We haven't exactly gotten a torrent of email complaints from angry Best Buy customers, but for anyone wondering why the $230 Insignia 10.4-inch photo frame got pulled from shelves last week, here's your answer: they were manufactured, like devices sometimes are, with a supposedly "old and easily removed" trojan. Funny, though, that the internal memo we got has Best Buy dragging its feet, intending to send a letter to potentially infected customers only "once a solution has been tested and confirmed." Here's a solution: recall the frames and send everyone some anti-virus software and a free appointment with the Geek Squad, instead of letting sites like ours break the news that Best Buy isn't moving fast to fix its digital security mishaps. The memo is posted after the break.
--snip--
Earlier this month, it came to our attention that some units of the Insignia 10.4-inch digital photo frame (SKU 8483866) have a known Trojan virus. This virus was pre-installed during the manufacturing process. It affects only Windows applications and will only be initiated if the digital picture frame is connected to a PC via a USB cable. Customers who have not connected the digital picture frame to a PC, or those who have updated anti-virus software should be fully protected.

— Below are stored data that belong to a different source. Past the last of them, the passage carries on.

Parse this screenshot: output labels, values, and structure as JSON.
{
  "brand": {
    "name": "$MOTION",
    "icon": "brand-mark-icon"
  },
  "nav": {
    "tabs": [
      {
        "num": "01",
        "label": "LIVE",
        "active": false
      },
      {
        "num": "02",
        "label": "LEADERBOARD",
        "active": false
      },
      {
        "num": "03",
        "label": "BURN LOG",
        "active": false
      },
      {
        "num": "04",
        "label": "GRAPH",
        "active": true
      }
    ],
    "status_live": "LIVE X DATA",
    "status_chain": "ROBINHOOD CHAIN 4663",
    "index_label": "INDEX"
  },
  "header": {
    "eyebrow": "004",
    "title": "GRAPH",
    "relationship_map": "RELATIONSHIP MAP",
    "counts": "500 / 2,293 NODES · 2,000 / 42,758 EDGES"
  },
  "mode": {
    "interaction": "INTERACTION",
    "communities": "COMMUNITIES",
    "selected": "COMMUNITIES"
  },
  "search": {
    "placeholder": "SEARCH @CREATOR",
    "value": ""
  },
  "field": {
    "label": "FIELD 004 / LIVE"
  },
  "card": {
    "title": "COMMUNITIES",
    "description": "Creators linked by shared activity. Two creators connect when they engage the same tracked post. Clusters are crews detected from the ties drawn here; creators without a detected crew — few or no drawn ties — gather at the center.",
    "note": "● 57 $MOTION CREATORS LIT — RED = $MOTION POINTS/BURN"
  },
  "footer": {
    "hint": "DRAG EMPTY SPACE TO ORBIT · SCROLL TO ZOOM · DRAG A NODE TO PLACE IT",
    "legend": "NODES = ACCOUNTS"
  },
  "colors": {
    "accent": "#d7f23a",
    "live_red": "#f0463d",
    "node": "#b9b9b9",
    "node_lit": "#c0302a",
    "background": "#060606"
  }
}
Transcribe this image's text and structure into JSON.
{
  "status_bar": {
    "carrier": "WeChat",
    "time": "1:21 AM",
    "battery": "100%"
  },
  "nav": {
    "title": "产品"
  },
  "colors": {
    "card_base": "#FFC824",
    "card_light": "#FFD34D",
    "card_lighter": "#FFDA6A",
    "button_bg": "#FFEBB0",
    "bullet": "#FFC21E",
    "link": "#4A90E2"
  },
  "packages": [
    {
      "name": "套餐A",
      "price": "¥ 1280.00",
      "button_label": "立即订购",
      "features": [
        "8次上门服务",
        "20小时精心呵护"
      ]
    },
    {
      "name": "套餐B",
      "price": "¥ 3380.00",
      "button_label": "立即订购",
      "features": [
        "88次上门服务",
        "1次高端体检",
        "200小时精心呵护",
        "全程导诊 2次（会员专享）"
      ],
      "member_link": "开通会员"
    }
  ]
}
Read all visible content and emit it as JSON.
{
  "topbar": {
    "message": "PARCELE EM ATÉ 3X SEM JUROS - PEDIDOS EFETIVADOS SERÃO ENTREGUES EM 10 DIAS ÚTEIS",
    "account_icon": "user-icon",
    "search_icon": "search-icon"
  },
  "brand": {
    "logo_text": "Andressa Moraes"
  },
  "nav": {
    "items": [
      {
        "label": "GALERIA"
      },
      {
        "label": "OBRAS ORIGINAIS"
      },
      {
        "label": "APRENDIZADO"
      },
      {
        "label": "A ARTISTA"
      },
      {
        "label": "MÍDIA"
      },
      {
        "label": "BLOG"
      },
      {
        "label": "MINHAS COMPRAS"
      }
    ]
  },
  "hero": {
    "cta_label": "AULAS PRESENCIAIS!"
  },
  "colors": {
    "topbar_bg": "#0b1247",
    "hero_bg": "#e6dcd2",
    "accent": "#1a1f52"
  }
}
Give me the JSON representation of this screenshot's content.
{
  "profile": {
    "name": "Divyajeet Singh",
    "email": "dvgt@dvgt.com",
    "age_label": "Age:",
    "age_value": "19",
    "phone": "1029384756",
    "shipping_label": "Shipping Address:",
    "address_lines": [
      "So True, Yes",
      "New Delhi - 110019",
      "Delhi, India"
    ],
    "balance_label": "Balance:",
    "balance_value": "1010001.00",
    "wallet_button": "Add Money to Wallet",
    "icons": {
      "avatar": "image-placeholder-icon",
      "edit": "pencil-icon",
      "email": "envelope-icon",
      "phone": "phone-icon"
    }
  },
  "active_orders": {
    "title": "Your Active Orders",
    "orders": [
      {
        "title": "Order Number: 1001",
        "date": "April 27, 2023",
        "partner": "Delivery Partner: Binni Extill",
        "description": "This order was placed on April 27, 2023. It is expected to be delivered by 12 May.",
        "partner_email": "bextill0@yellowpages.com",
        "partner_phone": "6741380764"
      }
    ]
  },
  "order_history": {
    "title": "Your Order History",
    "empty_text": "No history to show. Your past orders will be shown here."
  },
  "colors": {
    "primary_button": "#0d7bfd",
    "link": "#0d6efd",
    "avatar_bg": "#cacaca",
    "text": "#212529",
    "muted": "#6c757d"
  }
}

While the virus is old and is easily removed from the picture frame by up-to-date anti-virus software, all units were pulled from shelves the first week of January as a precautionary measure to protect our customers. Those units will be returned via the standard warehouse send back process and the model is now discontinued. Once a solution has been tested and confirmed, a letter will be sent to customers who purchased the product. Geek Squad employees have instructions to resolve the issue in the meantime. If a customer returns one of these units to your store or has questions or concerns about a virus, please direct them to the Geek Squad. Please note: No other Insignia digital picture frame products are affected by this issue.